Let me know when any of this starts making sense. Maybe I’ll strap a banana to my thigh and walk into a church with it. That seems less kooky.

Electing to

Last week, the voters spoke and changed the landscape of a state for the foreseeable future. I was beyond excited to see my fellow countrymen and women take the time to consider the ramifications of their vote, get educated on the issue, and cast their ballots. One million strong. A mandate, even.

It is a special feeling to know one has backed a winner.

Kirsten is the newest California cow! Go Kirsten!

She was my sentimental pick because she’s from Saskatchewan, homeland of my own mother. This isn’t to say that none of the other eight choices would have done well as the newest addition to the Real Milk Comes from California family, but Kirsten has her own place in my heart. With a jouissance I ventured to the Real MilkTM Web site to relish in my skosh of glory and see Kirsten frolicking in the pastures of the Golden State.

But what met my retinas was not the heifer I knew and loved. Or thought I knew. This, this was some imposter cow!
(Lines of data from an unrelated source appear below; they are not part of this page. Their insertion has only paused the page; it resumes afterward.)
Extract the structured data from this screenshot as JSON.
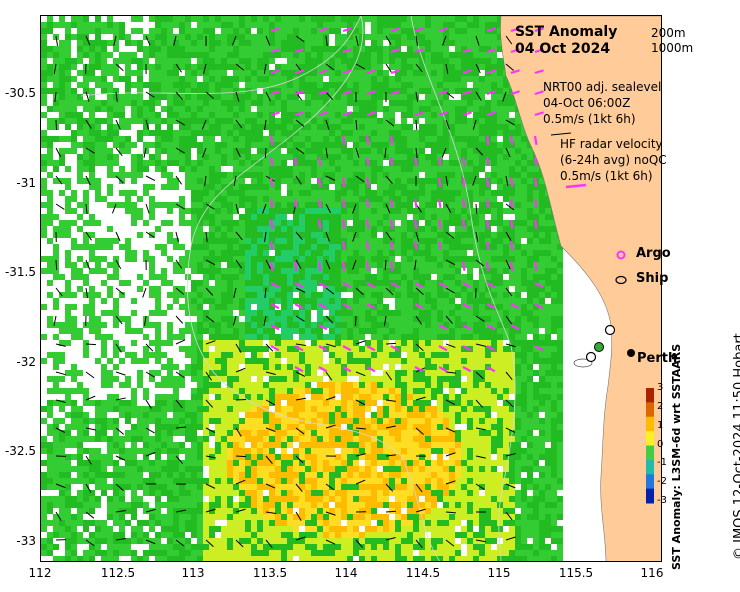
{
  "map": {
    "title_line1": "SST Anomaly",
    "title_line2": "04 Oct 2024",
    "depth_line1": "200m",
    "depth_line2": "1000m",
    "altimetry_line1": "NRT00 adj. sealevel",
    "altimetry_line2": "04-Oct 06:00Z",
    "altimetry_line3": "0.5m/s (1kt 6h)",
    "hf_line1": "HF radar velocity",
    "hf_line2": "(6-24h avg) noQC",
    "hf_line3": "0.5m/s (1kt 6h)",
    "legend_argo": "Argo",
    "legend_ship": "Ship",
    "city": "Perth",
    "colorbar_label": "SST Anomaly: L3SM-6d wrt SSTAARS",
    "colorbar_ticks": [
      "3",
      "2",
      "1",
      "0",
      "-1",
      "-2",
      "-3"
    ],
    "credit": "© IMOS 12-Oct-2024 11:50 Hobart",
    "lon_ticks": [
      "112",
      "112.5",
      "113",
      "113.5",
      "114",
      "114.5",
      "115",
      "115.5",
      "116"
    ],
    "lat_ticks": [
      "-30.5",
      "-31",
      "-31.5",
      "-32",
      "-32.5",
      "-33"
    ],
    "colors": {
      "land": "#ffcc99",
      "hf_vectors": "#ff33ff",
      "altimetry_vectors": "#000000",
      "bathy_contours": "#cccccc"
    }
  }
}
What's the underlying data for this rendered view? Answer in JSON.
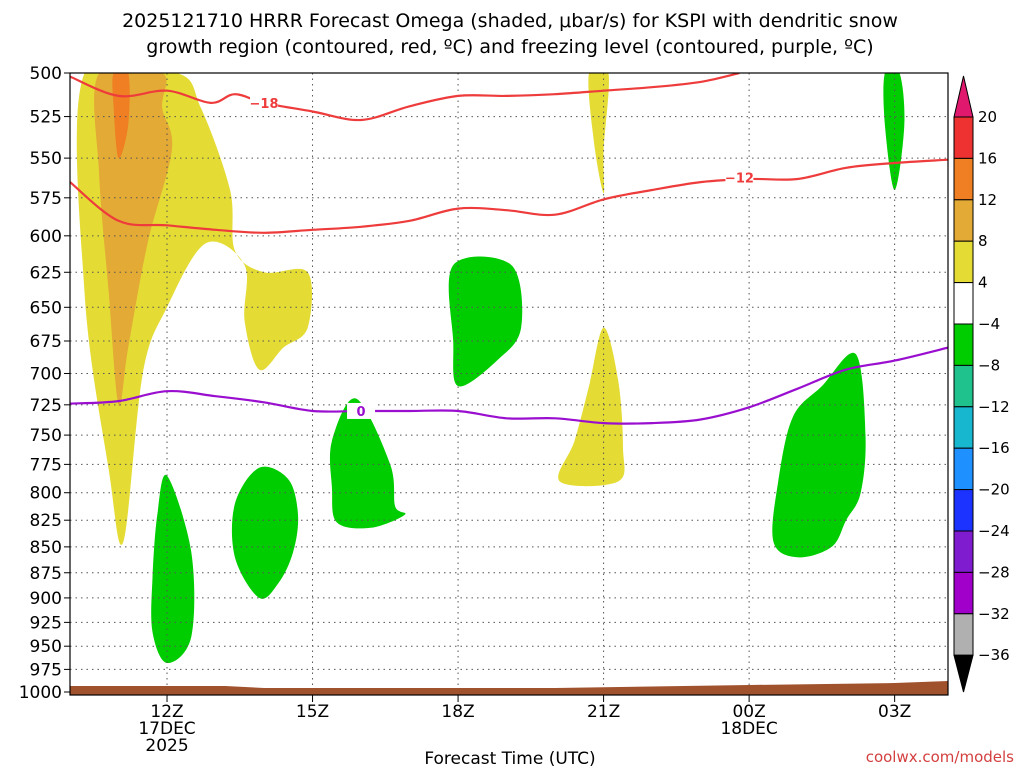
{
  "chart_data": {
    "type": "heatmap",
    "title_line1": "2025121710 HRRR Forecast Omega (shaded, μbar/s) for KSPI with dendritic snow",
    "title_line2": "growth region (contoured, red, ºC) and freezing level (contoured, purple, ºC)",
    "xlabel": "Forecast Time (UTC)",
    "credit": "coolwx.com/models",
    "x_range_hours": [
      10,
      28.1
    ],
    "x_ticks": [
      {
        "h": 12,
        "lines": [
          "12Z",
          "17DEC",
          "2025"
        ]
      },
      {
        "h": 15,
        "lines": [
          "15Z"
        ]
      },
      {
        "h": 18,
        "lines": [
          "18Z"
        ]
      },
      {
        "h": 21,
        "lines": [
          "21Z"
        ]
      },
      {
        "h": 24,
        "lines": [
          "00Z",
          "18DEC"
        ]
      },
      {
        "h": 27,
        "lines": [
          "03Z"
        ]
      }
    ],
    "y_range_mb": [
      1000,
      500
    ],
    "y_ticks": [
      500,
      525,
      550,
      575,
      600,
      625,
      650,
      675,
      700,
      725,
      750,
      775,
      800,
      825,
      850,
      875,
      900,
      925,
      950,
      975,
      1000
    ],
    "colorbar": {
      "labels": [
        "20",
        "16",
        "12",
        "8",
        "4",
        "−4",
        "−8",
        "−12",
        "−16",
        "−20",
        "−24",
        "−28",
        "−32",
        "−36"
      ],
      "colors": [
        "#ee3232",
        "#ef7f22",
        "#e3aa36",
        "#e4dc34",
        "#ffffff",
        "#00cd00",
        "#1fc18c",
        "#17b7cf",
        "#1e90ff",
        "#1c33ff",
        "#7f1ccf",
        "#a000c9",
        "#b0b0b0"
      ],
      "top_arrow_color": "#e0196f",
      "bottom_arrow_color": "#000000"
    },
    "omega_regions": [
      {
        "level": "4 to 8",
        "color": "#e4dc34",
        "points": [
          [
            10.3,
            500
          ],
          [
            12.2,
            500
          ],
          [
            12.7,
            520
          ],
          [
            13.3,
            570
          ],
          [
            13.4,
            610
          ],
          [
            14.0,
            625
          ],
          [
            14.9,
            625
          ],
          [
            14.9,
            665
          ],
          [
            14.4,
            680
          ],
          [
            13.9,
            697
          ],
          [
            13.6,
            660
          ],
          [
            13.6,
            620
          ],
          [
            12.8,
            605
          ],
          [
            12.0,
            650
          ],
          [
            11.5,
            700
          ],
          [
            11.1,
            845
          ],
          [
            10.8,
            780
          ],
          [
            10.3,
            640
          ]
        ]
      },
      {
        "level": "8 to 12",
        "color": "#e3aa36",
        "points": [
          [
            10.6,
            500
          ],
          [
            11.9,
            500
          ],
          [
            11.9,
            520
          ],
          [
            12.1,
            545
          ],
          [
            11.6,
            605
          ],
          [
            11.2,
            680
          ],
          [
            11.0,
            725
          ],
          [
            10.8,
            640
          ],
          [
            10.6,
            560
          ]
        ]
      },
      {
        "level": "12 to 16",
        "color": "#ef7f22",
        "points": [
          [
            10.9,
            500
          ],
          [
            11.2,
            500
          ],
          [
            11.2,
            530
          ],
          [
            11.0,
            550
          ],
          [
            10.9,
            520
          ]
        ]
      },
      {
        "level": "4 to 8",
        "color": "#e4dc34",
        "points": [
          [
            20.7,
            500
          ],
          [
            21.1,
            500
          ],
          [
            21.0,
            545
          ],
          [
            21.0,
            572
          ],
          [
            20.8,
            540
          ]
        ]
      },
      {
        "level": "4 to 8",
        "color": "#e4dc34",
        "points": [
          [
            21.0,
            665
          ],
          [
            21.3,
            705
          ],
          [
            21.4,
            760
          ],
          [
            21.3,
            790
          ],
          [
            20.1,
            790
          ],
          [
            20.4,
            755
          ],
          [
            20.7,
            710
          ]
        ]
      },
      {
        "level": "-4 to -8",
        "color": "#00cd00",
        "points": [
          [
            12.0,
            785
          ],
          [
            12.5,
            855
          ],
          [
            12.5,
            940
          ],
          [
            12.0,
            968
          ],
          [
            11.7,
            935
          ],
          [
            11.7,
            880
          ],
          [
            11.8,
            820
          ]
        ]
      },
      {
        "level": "-4 to -8",
        "color": "#00cd00",
        "points": [
          [
            13.9,
            778
          ],
          [
            14.5,
            788
          ],
          [
            14.7,
            820
          ],
          [
            14.6,
            855
          ],
          [
            14.3,
            885
          ],
          [
            13.9,
            900
          ],
          [
            13.4,
            860
          ],
          [
            13.4,
            810
          ]
        ]
      },
      {
        "level": "-4 to -8",
        "color": "#00cd00",
        "points": [
          [
            15.9,
            720
          ],
          [
            16.6,
            775
          ],
          [
            16.7,
            812
          ],
          [
            16.9,
            820
          ],
          [
            16.2,
            832
          ],
          [
            15.5,
            827
          ],
          [
            15.4,
            795
          ],
          [
            15.4,
            755
          ]
        ]
      },
      {
        "level": "-4 to -8",
        "color": "#00cd00",
        "points": [
          [
            17.9,
            620
          ],
          [
            19.1,
            620
          ],
          [
            19.3,
            665
          ],
          [
            18.8,
            690
          ],
          [
            18.0,
            710
          ],
          [
            17.9,
            675
          ]
        ]
      },
      {
        "level": "-4 to -8",
        "color": "#00cd00",
        "points": [
          [
            26.2,
            685
          ],
          [
            26.4,
            750
          ],
          [
            26.3,
            800
          ],
          [
            26.0,
            825
          ],
          [
            25.7,
            850
          ],
          [
            25.0,
            860
          ],
          [
            24.5,
            845
          ],
          [
            24.6,
            790
          ],
          [
            24.9,
            735
          ],
          [
            25.5,
            710
          ]
        ]
      },
      {
        "level": "-4 to -8",
        "color": "#00cd00",
        "points": [
          [
            26.8,
            500
          ],
          [
            27.1,
            500
          ],
          [
            27.2,
            530
          ],
          [
            27.0,
            570
          ],
          [
            26.8,
            530
          ]
        ]
      }
    ],
    "isotherms": [
      {
        "label": "−18",
        "color": "#ee3b3b",
        "label_at": [
          14.0,
          517
        ],
        "points": [
          [
            10,
            502
          ],
          [
            11.0,
            513
          ],
          [
            12.0,
            510
          ],
          [
            12.9,
            517
          ],
          [
            13.4,
            512
          ],
          [
            14.0,
            517
          ],
          [
            15.0,
            522
          ],
          [
            16.0,
            527
          ],
          [
            17.0,
            519
          ],
          [
            18.0,
            513
          ],
          [
            19.0,
            513
          ],
          [
            20.0,
            512
          ],
          [
            21.0,
            510
          ],
          [
            22.0,
            508
          ],
          [
            23.0,
            505
          ],
          [
            23.8,
            500
          ]
        ]
      },
      {
        "label": "−12",
        "color": "#ee3b3b",
        "label_at": [
          23.8,
          562
        ],
        "points": [
          [
            10,
            565
          ],
          [
            11.0,
            590
          ],
          [
            12.0,
            593
          ],
          [
            13.0,
            596
          ],
          [
            14.0,
            598
          ],
          [
            15.0,
            596
          ],
          [
            16.0,
            594
          ],
          [
            17.0,
            590
          ],
          [
            18.0,
            582
          ],
          [
            19.0,
            583
          ],
          [
            20.0,
            586
          ],
          [
            21.0,
            576
          ],
          [
            22.0,
            570
          ],
          [
            23.0,
            565
          ],
          [
            24.0,
            563
          ],
          [
            25.0,
            563
          ],
          [
            26.0,
            556
          ],
          [
            27.0,
            553
          ],
          [
            28.1,
            551
          ]
        ]
      },
      {
        "label": "0",
        "color": "#9a0fcf",
        "label_at": [
          16.0,
          730
        ],
        "points": [
          [
            10,
            724
          ],
          [
            11.0,
            722
          ],
          [
            12.0,
            714
          ],
          [
            13.0,
            718
          ],
          [
            14.0,
            723
          ],
          [
            15.0,
            730
          ],
          [
            16.0,
            730
          ],
          [
            17.0,
            730
          ],
          [
            18.0,
            730
          ],
          [
            19.0,
            736
          ],
          [
            20.0,
            736
          ],
          [
            21.0,
            740
          ],
          [
            22.0,
            740
          ],
          [
            23.0,
            737
          ],
          [
            24.0,
            727
          ],
          [
            25.0,
            712
          ],
          [
            26.0,
            697
          ],
          [
            27.0,
            690
          ],
          [
            28.1,
            680
          ]
        ]
      }
    ],
    "terrain_color": "#a0522d"
  }
}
The election officials surely thought they could fool everyone, but I know very well that cows don’t change their spots, or patches, or whatever the hell they’re called. These spots were different!
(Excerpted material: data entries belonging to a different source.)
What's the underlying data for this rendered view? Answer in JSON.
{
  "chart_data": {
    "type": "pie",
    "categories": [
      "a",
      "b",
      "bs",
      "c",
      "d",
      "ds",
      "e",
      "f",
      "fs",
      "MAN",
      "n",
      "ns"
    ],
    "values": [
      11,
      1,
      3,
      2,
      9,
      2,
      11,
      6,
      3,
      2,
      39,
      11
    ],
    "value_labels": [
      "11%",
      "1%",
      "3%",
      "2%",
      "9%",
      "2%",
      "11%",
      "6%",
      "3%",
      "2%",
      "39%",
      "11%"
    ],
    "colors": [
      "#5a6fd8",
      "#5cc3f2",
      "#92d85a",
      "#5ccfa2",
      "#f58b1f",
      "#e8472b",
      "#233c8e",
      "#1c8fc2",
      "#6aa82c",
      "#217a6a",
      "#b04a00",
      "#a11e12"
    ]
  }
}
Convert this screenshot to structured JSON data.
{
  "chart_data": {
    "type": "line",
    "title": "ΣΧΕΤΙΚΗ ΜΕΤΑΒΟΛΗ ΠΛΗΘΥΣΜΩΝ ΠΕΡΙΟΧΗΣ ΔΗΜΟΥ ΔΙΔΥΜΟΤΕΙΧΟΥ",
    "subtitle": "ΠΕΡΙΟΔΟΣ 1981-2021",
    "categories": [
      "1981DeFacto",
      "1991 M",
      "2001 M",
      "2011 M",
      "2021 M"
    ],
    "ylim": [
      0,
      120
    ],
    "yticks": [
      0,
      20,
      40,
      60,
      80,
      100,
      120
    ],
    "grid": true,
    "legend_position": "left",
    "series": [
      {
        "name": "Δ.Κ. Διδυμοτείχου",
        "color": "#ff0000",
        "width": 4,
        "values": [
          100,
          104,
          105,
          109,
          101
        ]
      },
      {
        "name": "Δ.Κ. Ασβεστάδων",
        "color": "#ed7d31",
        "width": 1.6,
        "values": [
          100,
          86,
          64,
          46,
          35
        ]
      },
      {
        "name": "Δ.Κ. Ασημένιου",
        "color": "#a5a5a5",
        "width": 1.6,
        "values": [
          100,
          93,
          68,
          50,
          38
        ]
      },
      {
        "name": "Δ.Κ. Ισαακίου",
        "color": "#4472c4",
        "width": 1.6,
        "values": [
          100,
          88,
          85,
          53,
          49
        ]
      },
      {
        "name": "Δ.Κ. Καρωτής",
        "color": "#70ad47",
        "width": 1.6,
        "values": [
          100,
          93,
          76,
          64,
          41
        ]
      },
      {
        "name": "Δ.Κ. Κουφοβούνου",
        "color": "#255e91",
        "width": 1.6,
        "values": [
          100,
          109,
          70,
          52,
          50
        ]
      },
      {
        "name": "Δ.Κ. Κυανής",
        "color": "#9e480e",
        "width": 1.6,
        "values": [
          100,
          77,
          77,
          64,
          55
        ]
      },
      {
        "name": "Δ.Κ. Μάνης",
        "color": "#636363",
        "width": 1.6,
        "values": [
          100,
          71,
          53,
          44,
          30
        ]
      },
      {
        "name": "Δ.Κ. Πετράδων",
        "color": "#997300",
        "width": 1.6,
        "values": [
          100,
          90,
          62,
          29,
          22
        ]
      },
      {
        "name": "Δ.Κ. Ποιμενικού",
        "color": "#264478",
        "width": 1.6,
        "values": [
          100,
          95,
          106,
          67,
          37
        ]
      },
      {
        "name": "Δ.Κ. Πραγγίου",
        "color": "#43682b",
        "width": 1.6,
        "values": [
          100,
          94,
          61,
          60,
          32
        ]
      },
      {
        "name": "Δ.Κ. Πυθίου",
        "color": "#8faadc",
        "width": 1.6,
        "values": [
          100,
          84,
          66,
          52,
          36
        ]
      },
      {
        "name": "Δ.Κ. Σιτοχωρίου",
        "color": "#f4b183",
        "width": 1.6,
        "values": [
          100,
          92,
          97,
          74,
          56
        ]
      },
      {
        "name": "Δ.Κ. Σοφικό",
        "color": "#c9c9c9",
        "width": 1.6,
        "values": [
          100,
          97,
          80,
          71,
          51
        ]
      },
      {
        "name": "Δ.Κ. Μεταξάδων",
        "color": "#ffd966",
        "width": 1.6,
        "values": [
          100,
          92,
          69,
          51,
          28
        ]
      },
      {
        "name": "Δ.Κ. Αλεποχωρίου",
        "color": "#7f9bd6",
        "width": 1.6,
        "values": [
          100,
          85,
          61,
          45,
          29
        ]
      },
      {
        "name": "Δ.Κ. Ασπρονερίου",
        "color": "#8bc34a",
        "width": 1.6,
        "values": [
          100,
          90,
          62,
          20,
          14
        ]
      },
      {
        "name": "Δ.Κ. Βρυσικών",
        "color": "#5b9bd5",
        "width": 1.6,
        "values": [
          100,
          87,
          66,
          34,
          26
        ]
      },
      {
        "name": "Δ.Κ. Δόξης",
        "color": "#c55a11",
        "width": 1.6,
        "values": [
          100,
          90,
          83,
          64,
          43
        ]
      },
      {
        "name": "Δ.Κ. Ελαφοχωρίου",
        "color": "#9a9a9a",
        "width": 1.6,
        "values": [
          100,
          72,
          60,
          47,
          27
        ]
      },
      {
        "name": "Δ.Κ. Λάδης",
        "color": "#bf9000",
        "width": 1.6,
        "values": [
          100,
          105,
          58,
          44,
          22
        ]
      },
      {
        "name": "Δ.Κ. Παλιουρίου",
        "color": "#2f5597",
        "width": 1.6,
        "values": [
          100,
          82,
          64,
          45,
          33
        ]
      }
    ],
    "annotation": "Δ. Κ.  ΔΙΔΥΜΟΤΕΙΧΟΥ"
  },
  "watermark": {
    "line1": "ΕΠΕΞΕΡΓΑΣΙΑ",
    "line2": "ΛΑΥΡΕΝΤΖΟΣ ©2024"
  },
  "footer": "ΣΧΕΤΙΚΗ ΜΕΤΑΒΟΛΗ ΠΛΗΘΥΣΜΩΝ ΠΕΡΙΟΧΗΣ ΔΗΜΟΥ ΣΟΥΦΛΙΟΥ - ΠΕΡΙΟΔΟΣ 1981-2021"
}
Don’t take just my word for it, check it out on your own. Look at Kirsten’s audition tape, and then look at one of the clips after her win. Yes, the voice is the same, but the cow, the cow is different. That’s just plain creepy.

So now, my heart aches. Where is my beloved farm girl? Did a Canadian wolf get her and California has now gone to some clandestine cover-up to keep their so-called election intact? Did Kirsten opt out to seek her fortunes in the next misdirected balloon saga? Did she sneak away to LA early so she could see a plastic surgeon and have a makeover? California’s Real Dairy farmers, tell us what’s become of our small town girl turned starlet!

Did Gary Condit have anything to do with it?